Em um artigo publicado na sexta-feira, Fidel disse que foi
sua a idéia de promover dois generais três estrelas para
integrarem o gabinete de governo agora comandado por Raúl
Castro, irmão mais novo dele.
Esses são os primeiros comentários feitos por Fidel desde
que Raúl tornou-se, no domingo, o novo presidente de Cuba. As
palavras do ex-dirigente parecem ter por objetivo afastar
boatos sobre uma desavença entre os irmãos ou sobre uma
militarização do atual governo cubano.
Fidel, 81, deixou claro que não tem nenhum cargo dentro da
atual administração do país e disse que Raúl, 76, possui "todas
a prerrogativas legais e constitucionais" para comandar Cuba.
O ex-presidente, que não aparece em público desde que ficou
doente, 19 meses atrás, afirmou que seu irmão e sucessor
consultou-o antes de nomear José Ramón Machado Ventura, um
ideólogo da linha-dura do Partido Comunista, como vice-líder da
ilha caribenha bem como ao escolher dois nomes para integrar o
Conselho de Estado.
"Foi também uma decisão minha pedir ao comitê de nomeação
que incluísse Leopoldo Cintra Frías e Álvaro López Miera na
lista dos membros do Conselho de Estado", disse Fidel.
López Miera, 64, é chefe do Estado-Maior das Forças Armadas
e Cinta Frías, 66, comandante do Exército Ocidental da ilha.

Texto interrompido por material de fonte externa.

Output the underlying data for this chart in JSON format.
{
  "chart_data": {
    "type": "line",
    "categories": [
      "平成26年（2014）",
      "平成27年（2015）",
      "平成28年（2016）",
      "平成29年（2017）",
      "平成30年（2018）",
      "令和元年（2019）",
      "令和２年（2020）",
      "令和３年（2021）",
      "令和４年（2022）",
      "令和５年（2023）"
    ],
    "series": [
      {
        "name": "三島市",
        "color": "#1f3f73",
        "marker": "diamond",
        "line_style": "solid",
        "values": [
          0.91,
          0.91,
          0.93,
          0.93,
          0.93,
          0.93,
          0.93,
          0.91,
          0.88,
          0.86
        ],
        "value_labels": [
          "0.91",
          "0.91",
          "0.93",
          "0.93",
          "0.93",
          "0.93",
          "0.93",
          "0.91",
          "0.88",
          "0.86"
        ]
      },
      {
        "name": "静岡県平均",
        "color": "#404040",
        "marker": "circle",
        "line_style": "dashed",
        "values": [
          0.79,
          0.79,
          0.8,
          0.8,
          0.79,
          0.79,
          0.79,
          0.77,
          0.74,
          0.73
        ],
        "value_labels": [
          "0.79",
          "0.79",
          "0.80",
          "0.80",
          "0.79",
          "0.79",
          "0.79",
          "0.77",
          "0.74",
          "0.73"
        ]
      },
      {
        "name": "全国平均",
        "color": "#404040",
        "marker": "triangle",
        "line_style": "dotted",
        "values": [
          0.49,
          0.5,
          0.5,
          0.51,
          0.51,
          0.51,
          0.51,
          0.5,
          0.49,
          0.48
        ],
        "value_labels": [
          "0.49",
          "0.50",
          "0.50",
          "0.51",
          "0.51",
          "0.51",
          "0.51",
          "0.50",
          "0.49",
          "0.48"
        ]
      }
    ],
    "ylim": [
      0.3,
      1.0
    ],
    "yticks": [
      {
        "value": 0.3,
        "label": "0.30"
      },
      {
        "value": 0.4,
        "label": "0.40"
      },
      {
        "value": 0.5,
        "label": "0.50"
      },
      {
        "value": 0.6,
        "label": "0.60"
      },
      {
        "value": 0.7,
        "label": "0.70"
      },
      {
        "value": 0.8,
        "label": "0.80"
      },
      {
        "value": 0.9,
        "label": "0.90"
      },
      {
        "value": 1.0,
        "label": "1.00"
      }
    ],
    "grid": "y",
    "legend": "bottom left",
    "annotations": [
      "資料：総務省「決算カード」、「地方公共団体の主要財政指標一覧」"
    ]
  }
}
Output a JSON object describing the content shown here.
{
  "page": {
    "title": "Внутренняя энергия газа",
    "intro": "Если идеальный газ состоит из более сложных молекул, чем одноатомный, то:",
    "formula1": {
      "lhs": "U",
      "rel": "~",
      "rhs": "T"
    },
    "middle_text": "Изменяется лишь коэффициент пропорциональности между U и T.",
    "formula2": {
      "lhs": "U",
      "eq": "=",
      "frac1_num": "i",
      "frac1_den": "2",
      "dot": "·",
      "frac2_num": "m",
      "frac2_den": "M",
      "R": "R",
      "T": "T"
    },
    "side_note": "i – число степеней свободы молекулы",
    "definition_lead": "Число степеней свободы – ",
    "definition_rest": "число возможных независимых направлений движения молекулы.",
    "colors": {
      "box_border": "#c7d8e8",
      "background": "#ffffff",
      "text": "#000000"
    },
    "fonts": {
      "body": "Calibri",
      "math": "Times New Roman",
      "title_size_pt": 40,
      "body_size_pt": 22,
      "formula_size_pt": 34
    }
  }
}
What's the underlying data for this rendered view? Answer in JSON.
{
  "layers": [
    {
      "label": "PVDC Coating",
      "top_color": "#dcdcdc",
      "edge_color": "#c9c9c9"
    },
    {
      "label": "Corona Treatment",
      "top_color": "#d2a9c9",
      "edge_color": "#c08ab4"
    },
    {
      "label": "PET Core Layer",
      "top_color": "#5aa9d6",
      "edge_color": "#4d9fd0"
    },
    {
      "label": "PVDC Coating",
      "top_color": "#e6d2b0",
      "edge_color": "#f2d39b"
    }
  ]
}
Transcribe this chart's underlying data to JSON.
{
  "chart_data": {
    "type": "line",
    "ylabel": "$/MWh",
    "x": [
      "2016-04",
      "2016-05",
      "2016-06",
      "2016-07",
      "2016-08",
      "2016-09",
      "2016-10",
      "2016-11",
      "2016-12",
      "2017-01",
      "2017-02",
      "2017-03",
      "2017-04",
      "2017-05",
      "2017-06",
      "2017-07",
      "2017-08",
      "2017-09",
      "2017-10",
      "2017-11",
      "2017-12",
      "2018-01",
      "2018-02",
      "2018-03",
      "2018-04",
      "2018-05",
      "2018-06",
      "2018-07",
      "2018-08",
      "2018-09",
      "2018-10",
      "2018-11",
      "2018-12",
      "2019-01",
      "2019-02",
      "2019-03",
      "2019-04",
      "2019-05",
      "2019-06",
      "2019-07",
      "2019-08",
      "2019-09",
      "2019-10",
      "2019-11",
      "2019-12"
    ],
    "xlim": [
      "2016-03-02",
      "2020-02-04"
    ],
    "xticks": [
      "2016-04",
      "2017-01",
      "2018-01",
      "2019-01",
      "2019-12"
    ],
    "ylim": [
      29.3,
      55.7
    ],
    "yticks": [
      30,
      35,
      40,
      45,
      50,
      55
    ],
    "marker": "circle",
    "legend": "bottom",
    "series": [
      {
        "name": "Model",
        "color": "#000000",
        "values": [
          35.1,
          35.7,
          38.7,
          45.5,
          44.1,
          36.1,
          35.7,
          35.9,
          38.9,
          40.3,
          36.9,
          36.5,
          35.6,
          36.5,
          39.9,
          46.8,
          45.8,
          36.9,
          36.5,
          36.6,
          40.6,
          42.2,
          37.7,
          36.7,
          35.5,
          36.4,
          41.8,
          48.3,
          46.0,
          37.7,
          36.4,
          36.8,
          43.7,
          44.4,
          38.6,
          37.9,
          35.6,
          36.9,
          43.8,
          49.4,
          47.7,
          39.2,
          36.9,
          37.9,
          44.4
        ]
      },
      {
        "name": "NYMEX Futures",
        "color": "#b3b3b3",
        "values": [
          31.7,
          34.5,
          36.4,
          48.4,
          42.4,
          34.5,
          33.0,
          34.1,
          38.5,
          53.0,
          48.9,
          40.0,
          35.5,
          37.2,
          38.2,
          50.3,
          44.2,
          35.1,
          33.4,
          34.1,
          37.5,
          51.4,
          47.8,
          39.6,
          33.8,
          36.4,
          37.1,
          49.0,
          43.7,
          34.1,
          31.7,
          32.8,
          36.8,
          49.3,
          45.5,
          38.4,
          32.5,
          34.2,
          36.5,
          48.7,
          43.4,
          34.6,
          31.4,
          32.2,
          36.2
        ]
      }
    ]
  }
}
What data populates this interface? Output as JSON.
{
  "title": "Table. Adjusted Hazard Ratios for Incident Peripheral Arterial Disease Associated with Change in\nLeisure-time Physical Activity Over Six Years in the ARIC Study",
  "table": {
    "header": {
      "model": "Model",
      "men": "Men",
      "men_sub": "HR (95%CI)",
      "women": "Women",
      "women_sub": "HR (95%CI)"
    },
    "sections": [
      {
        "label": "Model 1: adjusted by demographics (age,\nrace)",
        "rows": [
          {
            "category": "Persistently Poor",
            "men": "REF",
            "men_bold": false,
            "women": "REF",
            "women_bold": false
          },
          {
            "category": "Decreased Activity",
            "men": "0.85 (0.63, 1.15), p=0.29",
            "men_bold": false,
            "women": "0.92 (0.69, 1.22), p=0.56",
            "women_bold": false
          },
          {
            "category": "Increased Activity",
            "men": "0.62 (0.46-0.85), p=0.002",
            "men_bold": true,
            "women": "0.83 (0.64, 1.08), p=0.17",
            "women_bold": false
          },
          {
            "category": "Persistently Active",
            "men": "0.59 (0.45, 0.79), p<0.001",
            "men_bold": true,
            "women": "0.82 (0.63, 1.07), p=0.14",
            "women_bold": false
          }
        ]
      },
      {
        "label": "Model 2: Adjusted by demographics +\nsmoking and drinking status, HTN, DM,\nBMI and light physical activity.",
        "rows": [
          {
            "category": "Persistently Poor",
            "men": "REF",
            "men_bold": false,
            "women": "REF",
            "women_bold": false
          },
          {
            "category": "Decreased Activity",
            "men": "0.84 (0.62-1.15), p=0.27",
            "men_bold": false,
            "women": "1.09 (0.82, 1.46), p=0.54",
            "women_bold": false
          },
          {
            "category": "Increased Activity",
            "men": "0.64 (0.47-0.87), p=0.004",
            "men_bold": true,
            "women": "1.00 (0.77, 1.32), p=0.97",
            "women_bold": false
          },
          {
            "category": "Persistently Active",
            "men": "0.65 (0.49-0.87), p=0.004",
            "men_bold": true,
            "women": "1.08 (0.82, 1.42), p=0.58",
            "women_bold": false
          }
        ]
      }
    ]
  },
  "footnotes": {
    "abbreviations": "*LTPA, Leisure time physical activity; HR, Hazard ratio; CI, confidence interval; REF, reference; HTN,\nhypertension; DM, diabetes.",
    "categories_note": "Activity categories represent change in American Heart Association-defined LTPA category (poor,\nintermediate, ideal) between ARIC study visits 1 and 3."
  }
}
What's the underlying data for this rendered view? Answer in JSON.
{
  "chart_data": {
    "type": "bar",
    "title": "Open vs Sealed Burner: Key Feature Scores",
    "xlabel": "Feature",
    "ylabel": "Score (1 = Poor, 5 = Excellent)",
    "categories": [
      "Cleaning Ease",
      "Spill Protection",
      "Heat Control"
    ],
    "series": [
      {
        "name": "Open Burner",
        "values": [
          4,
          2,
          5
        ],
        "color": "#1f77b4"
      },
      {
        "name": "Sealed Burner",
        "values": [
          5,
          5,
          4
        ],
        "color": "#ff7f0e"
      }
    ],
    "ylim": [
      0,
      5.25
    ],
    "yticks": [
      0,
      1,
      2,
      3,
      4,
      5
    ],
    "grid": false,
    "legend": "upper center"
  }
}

Os dois generais lutaram em Angola e têm sido aliados fiéis
dos irmãos Castro desde que ingressaram no movimento
guerrilheiro deles, aos 15 anos de idade. A nomeação dos dois
soma-se a de outros oficiais das Forças Armadas, indicando um
aumento da participação dos militares no governo cubano.
"O tabuleiro apontou essas alternativas. Isso não foi
resultado das supostas tendências militaristas de Raúl nem diz
respeito a uma ferrenha luta entre gerações ou facções em torno
do poder", escreveu Fidel.
Os adversários do ex-presidente, em especial os que
pertencem à comunidade de exilados cubanos residente nos EUA,
vêem na mudança de líderes uma farsa autoritária já que o
convalescente Fidel continuaria dando as cartas desde os
bastidores do poder.
Essa fatia dos cubanos alimentou a esperança de que o
sistema de partido único de Cuba entrasse em colapso em julho
de 2006, quando Fidel foi submetido a uma cirurgia intestinal
de emergência devido a uma doença desconhecida e delegou
poderes a seu irmão.
"Para muitas pessoas, nosso país era uma panela de pressão
prestes a explodir", escreveu Fidel, acrescentando que essa
"ilusão" não tinha se materializado.
"Pode-se agora ouvir o uivo dos lobos presos nas
armadilhas", disse, no artigo. "Eles estão babando de raiva por
causa da eleição de Machadito como primeiro vice-presidente."